Beginning this spring, prospective FHA borrowers will face stricter standards and more upfront costs when the time comes to purchase a home.
The Federal Housing Administration this week announced a series of changes designed to strengthen its financial standing and weed out vulnerable borrowers.
The FHA has assumed an increasingly vital role in the last two years, propping up the housing market amid a vicious downturn. The agency insured more than 5.5 million single-family homes through mid-December. But more than 500,000 were delinquent and headed for foreclosure.
“Striking the right balance between managing the FHA’s risk, continuing to provide access to undeserved communities, and supporting the nation’s economic recovery is critically important,” FHA Commissioner David Stevens said in a news release . “When combined with the risk management measures announced in September of last year, these changes are among the most significant steps to address risk in the agency’s history.”
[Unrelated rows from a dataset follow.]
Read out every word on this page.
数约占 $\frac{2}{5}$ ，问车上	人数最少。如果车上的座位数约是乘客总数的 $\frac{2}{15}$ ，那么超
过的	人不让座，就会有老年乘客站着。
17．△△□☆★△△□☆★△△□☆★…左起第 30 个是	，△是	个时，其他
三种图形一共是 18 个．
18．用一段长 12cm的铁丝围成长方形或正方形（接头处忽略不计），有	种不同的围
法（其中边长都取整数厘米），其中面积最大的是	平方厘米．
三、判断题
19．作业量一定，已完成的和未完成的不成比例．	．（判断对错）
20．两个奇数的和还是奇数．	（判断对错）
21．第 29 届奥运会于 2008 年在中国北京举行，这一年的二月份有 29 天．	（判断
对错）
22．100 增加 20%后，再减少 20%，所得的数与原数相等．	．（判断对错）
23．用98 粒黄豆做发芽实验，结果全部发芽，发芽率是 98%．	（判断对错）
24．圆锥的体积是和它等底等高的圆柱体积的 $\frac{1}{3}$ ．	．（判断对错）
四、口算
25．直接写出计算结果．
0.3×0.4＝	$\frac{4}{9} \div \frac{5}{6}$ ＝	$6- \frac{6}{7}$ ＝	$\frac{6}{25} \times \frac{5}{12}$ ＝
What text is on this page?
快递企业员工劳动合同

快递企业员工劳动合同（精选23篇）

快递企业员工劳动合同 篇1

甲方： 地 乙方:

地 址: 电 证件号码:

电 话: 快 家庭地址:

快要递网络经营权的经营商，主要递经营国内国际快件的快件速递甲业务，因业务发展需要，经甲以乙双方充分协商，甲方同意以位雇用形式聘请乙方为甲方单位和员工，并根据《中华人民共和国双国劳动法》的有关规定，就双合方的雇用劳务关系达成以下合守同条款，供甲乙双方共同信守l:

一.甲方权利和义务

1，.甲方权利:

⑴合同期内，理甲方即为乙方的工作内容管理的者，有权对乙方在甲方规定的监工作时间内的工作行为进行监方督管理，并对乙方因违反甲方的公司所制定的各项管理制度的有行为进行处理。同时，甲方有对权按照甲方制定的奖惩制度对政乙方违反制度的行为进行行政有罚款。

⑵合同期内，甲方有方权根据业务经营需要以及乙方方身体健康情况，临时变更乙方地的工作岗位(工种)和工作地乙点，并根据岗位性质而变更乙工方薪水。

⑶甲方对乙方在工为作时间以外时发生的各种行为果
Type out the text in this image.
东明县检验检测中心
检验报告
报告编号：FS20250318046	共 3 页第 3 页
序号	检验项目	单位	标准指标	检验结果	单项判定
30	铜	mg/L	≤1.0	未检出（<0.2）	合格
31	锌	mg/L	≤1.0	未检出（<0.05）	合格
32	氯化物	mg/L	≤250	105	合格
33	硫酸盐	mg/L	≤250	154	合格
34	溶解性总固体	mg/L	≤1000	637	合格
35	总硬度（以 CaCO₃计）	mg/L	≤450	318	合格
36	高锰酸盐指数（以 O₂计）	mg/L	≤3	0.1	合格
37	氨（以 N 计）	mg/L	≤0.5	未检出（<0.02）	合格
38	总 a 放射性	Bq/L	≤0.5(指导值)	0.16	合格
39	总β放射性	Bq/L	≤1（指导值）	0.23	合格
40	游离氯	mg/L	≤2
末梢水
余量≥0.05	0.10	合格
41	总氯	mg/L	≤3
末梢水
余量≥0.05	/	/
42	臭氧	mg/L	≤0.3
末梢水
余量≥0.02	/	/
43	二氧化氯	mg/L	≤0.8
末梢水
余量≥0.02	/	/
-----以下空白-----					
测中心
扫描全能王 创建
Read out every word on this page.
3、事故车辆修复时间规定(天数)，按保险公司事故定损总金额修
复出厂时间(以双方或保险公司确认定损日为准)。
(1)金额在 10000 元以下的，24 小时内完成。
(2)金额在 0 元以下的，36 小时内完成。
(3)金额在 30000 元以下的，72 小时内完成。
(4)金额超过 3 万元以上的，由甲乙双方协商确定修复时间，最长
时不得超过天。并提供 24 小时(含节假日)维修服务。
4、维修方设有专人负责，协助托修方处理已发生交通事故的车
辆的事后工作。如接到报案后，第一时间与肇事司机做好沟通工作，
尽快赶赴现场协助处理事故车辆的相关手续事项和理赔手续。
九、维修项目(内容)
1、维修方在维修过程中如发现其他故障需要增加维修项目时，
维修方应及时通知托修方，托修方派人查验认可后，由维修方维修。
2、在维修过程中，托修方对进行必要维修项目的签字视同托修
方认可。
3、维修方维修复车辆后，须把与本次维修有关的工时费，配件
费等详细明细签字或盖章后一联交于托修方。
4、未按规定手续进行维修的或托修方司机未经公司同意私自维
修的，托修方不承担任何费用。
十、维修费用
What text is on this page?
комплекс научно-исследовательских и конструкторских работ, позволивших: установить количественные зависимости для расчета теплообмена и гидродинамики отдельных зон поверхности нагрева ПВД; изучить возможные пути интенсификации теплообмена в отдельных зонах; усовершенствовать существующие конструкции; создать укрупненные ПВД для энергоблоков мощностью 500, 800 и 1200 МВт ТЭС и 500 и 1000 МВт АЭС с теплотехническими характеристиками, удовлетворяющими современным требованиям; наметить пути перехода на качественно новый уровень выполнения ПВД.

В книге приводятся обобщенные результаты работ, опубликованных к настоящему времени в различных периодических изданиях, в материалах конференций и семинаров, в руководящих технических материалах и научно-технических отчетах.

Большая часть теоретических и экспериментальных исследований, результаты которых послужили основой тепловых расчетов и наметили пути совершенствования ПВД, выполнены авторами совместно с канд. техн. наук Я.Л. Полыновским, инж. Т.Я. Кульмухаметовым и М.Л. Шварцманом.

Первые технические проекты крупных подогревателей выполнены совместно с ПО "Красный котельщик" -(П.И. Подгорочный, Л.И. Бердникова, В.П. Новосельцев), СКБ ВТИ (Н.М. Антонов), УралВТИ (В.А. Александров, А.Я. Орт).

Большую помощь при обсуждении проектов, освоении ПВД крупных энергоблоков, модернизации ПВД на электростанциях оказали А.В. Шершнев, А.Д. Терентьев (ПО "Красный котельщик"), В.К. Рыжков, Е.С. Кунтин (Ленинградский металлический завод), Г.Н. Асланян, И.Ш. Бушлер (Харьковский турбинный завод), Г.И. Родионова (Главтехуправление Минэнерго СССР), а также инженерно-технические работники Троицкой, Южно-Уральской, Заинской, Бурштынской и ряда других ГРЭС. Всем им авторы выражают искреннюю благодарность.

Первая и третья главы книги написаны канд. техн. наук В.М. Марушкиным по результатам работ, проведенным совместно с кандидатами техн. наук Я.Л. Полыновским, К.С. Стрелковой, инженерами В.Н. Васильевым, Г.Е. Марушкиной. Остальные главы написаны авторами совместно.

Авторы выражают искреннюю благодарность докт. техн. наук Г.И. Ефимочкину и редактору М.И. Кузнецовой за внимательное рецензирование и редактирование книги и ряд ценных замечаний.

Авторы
The new guidelines will force consumers to spend more money upfront, shifting some of the risk away from the FHA. Here’s a look at the major changes:
Mortgage Insurance Premiums Are Going Up The upfront premium cost of an FHA loan will jump to 2.25 percent from 1.75 percent. This increase will go into effect in the spring.
Credit Score and Down Payment Shifts The FHA’s signature 3.5 percent down payment will remain in place — as long as the borrower has a FICO score of at least 580. Those with scores below the threshold will have to put down at least 10 percent. That’s still better than conventional loans, which typically require a down payment of at least 15 percent. This is set to take effect in early summer.
Concessions Get Trimmed FHA buyers won’t be able to get as much closing cost relief come this summer. Currently, sellers can pay closing costs and concessions up to 6 percent. The new FHA guidelines will roll that back to just 3 percent. Officials hope the move helps curb appraisal inflation.
Greater Oversight of FHA Lenders The FHA will also introduce new layers of accountability for its lenders. Starting February 1, the agency will begin publishing lender performance rankings on the Housing and Urban Development website.
Along with these new changes, FHA officials say they’re keeping a close eye on underwriting standards and methods to keep underwater and overburdened homeowners afloat.